Franklin's Autobiography

 

        The Bishop of St. Asaph, who enjoyed a friendship with Benjamin Franklin, admired the American cause.  He wrote the following in 1774 to England.

 

        My Lords, I look upon North America as the only great nursery of freemen now left upon the face of the earth.  We have seen the liberties of Poland and Sweden swept away, in the course of one year, by treachery and usurpation.  The free towns of Germany are like so many dying sparks that go out one after another, and which must all be soon extinguished under the destructive greatness of their neighbours.  Holland is little more than a great trading company, with luxurious manners, and an exhausted revenue...Switzerland alone is free and happy within the narrow enclosure of its rocks and vallies.  As for the state of this country, my Lords, I can only refer myself to your own secret thoughts.  I am disposed to think and hope the best of Public Liberty.  Were I to describe her, according to my own ideas at present, I should say that she has a sickly countenance, but I trust she has a strong constitution.

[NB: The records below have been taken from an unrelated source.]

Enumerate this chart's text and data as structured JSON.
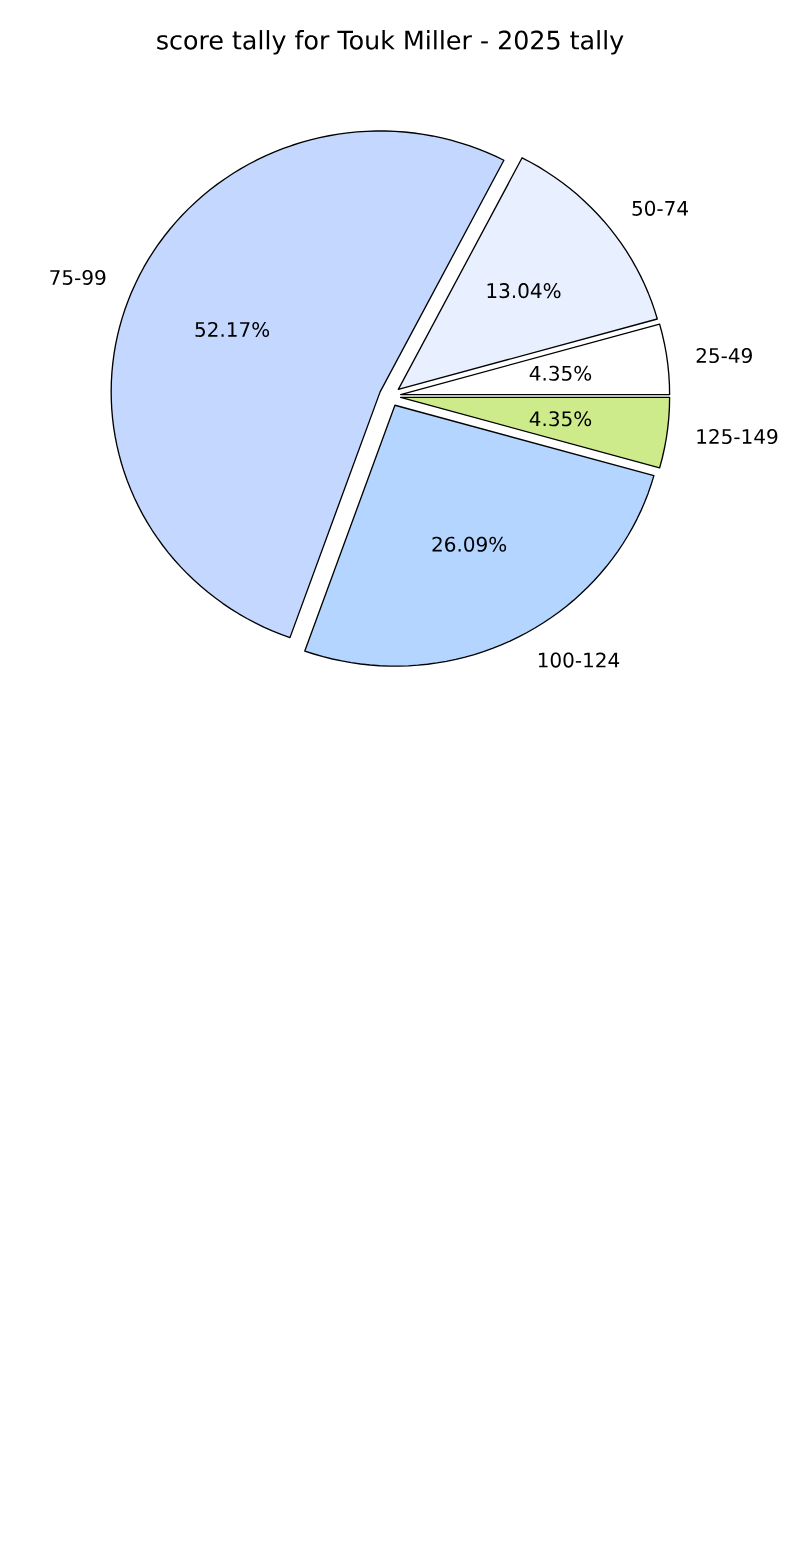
{
  "chart_data": {
    "type": "pie",
    "title": "score tally for Touk Miller - 2025 tally",
    "categories": [
      "25-49",
      "50-74",
      "75-99",
      "100-124",
      "125-149"
    ],
    "values": [
      4.35,
      13.04,
      52.17,
      26.09,
      4.35
    ],
    "colors": [
      "#ffffff",
      "#e8f0ff",
      "#c4d8ff",
      "#b3d5ff",
      "#cdeb8b"
    ],
    "value_labels": [
      "4.35%",
      "13.04%",
      "52.17%",
      "26.09%",
      "4.35%"
    ]
  }
}
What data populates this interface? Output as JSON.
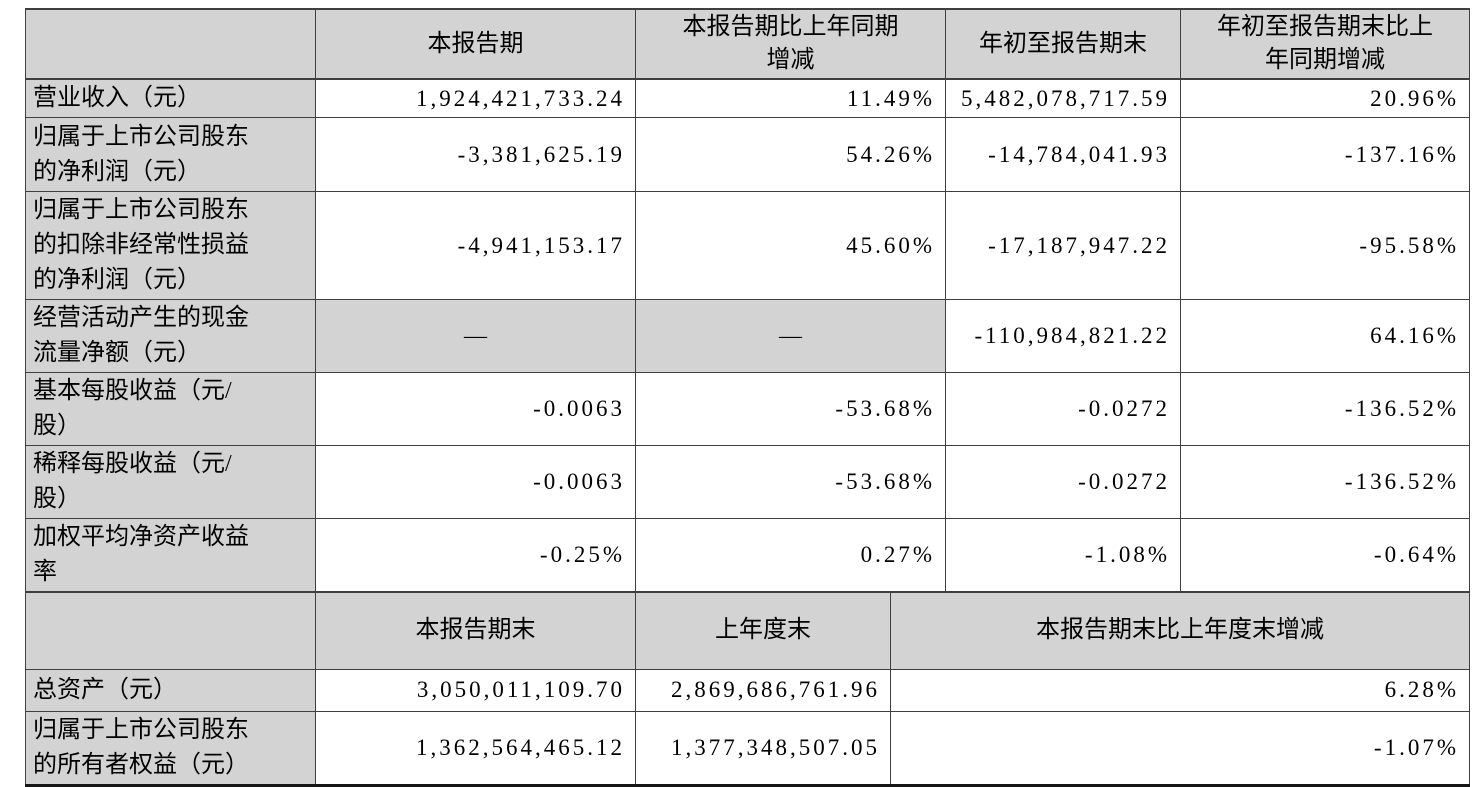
{
  "colors": {
    "header_fill": "#d3d3d3",
    "label_fill": "#d3d3d3",
    "cell_fill": "#ffffff",
    "border": "#3f3f3f",
    "bottom_border": "#161616",
    "text": "#000000"
  },
  "sections": [
    {
      "name": "period-metrics",
      "header_cells": [
        {
          "text": ""
        },
        {
          "text": "本报告期"
        },
        {
          "text": "本报告期比上年同期\n增减"
        },
        {
          "text": "年初至报告期末"
        },
        {
          "text": "年初至报告期末比上\n年同期增减"
        }
      ],
      "rows": [
        {
          "label": "营业收入（元）",
          "cells": [
            {
              "text": "1,924,421,733.24"
            },
            {
              "text": "11.49%"
            },
            {
              "text": "5,482,078,717.59"
            },
            {
              "text": "20.96%"
            }
          ]
        },
        {
          "label": "归属于上市公司股东\n的净利润（元）",
          "cells": [
            {
              "text": "-3,381,625.19"
            },
            {
              "text": "54.26%"
            },
            {
              "text": "-14,784,041.93"
            },
            {
              "text": "-137.16%"
            }
          ]
        },
        {
          "label": "归属于上市公司股东\n的扣除非经常性损益\n的净利润（元）",
          "cells": [
            {
              "text": "-4,941,153.17"
            },
            {
              "text": "45.60%"
            },
            {
              "text": "-17,187,947.22"
            },
            {
              "text": "-95.58%"
            }
          ]
        },
        {
          "label": "经营活动产生的现金\n流量净额（元）",
          "cells": [
            {
              "text": "—",
              "align": "center",
              "shaded": true
            },
            {
              "text": "—",
              "align": "center",
              "shaded": true
            },
            {
              "text": "-110,984,821.22"
            },
            {
              "text": "64.16%"
            }
          ]
        },
        {
          "label": "基本每股收益（元/\n股）",
          "cells": [
            {
              "text": "-0.0063"
            },
            {
              "text": "-53.68%"
            },
            {
              "text": "-0.0272"
            },
            {
              "text": "-136.52%"
            }
          ]
        },
        {
          "label": "稀释每股收益（元/\n股）",
          "cells": [
            {
              "text": "-0.0063"
            },
            {
              "text": "-53.68%"
            },
            {
              "text": "-0.0272"
            },
            {
              "text": "-136.52%"
            }
          ]
        },
        {
          "label": "加权平均净资产收益\n率",
          "cells": [
            {
              "text": "-0.25%"
            },
            {
              "text": "0.27%"
            },
            {
              "text": "-1.08%"
            },
            {
              "text": "-0.64%"
            }
          ]
        }
      ]
    },
    {
      "name": "period-end-metrics",
      "header_cells": [
        {
          "text": ""
        },
        {
          "text": "本报告期末"
        },
        {
          "text": "上年度末"
        },
        {
          "text": "本报告期末比上年度末增减"
        }
      ],
      "rows": [
        {
          "label": "总资产（元）",
          "cells": [
            {
              "text": "3,050,011,109.70"
            },
            {
              "text": "2,869,686,761.96"
            },
            {
              "text": "6.28%"
            }
          ]
        },
        {
          "label": "归属于上市公司股东\n的所有者权益（元）",
          "cells": [
            {
              "text": "1,362,564,465.12"
            },
            {
              "text": "1,377,348,507.05"
            },
            {
              "text": "-1.07%"
            }
          ]
        }
      ]
    }
  ]
}
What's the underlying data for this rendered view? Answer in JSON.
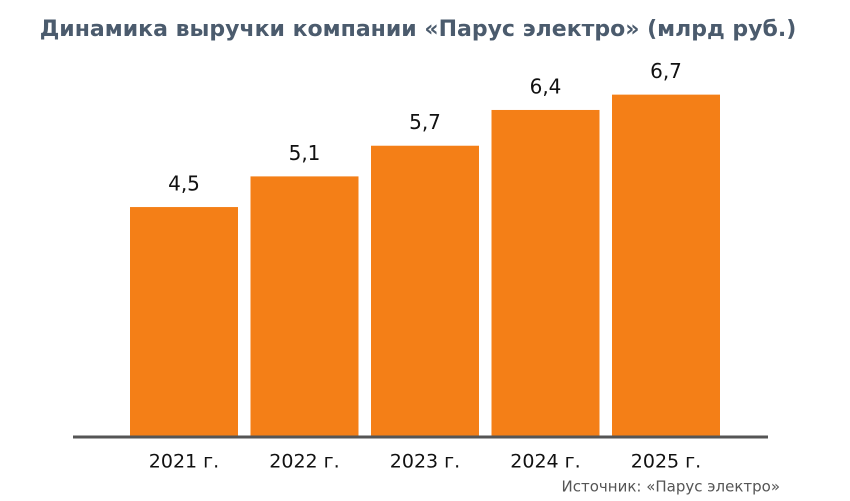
{
  "chart_data": {
    "type": "bar",
    "title": "Динамика выручки компании «Парус электро» (млрд руб.)",
    "categories": [
      "2021 г.",
      "2022 г.",
      "2023 г.",
      "2024 г.",
      "2025 г."
    ],
    "values": [
      4.5,
      5.1,
      5.7,
      6.4,
      6.7
    ],
    "value_labels": [
      "4,5",
      "5,1",
      "5,7",
      "6,4",
      "6,7"
    ],
    "color": "#f47f17",
    "source": "Источник: «Парус электро»"
  }
}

        But whatever may be our future fate, the greatest glory that attends this country, a greater than any other nation ever acquired, is to have formed and nursed up to such a state of happiness those Colonies whom we are now so eager to butcher.  We ought to cherish them as the immortal monuments of our public justice and wisdom; as the heirs of our better days of our old arts and manners, and of our expiring national virtues.  What work of art, or power, or public utility, has ever equalled the glory of having peopled a continent without guilt or bloodshed with a multitude of free and happy commonwealths; to have given them the best arts of life and government, and to have suffered them under the shelter of our authority, to acquire in peace the skill to use them.  In comparison of this, the policy of governing by influence, and even the pride of war and victory, are dishonest tricks and poor contemptible pageantry.

       We seem not to be sensible of the high and important trust which Providence has committed to our charge.  The most precious remains of civil liberty that the world can now boast of are lodged in our hands; and God forbid that we should violate so sacred a deposit.  By enslaving your Colonies, you not only ruin the peace, the commerce and the fortunes of both countries, but you extinguish the fairest hopes, shut up the last asylum of mankind.  I think, my Lords, without being weakly superstitious, that a good man may hope that heaven will take part against the execution of a plan which seems big not only with mischief but impiety.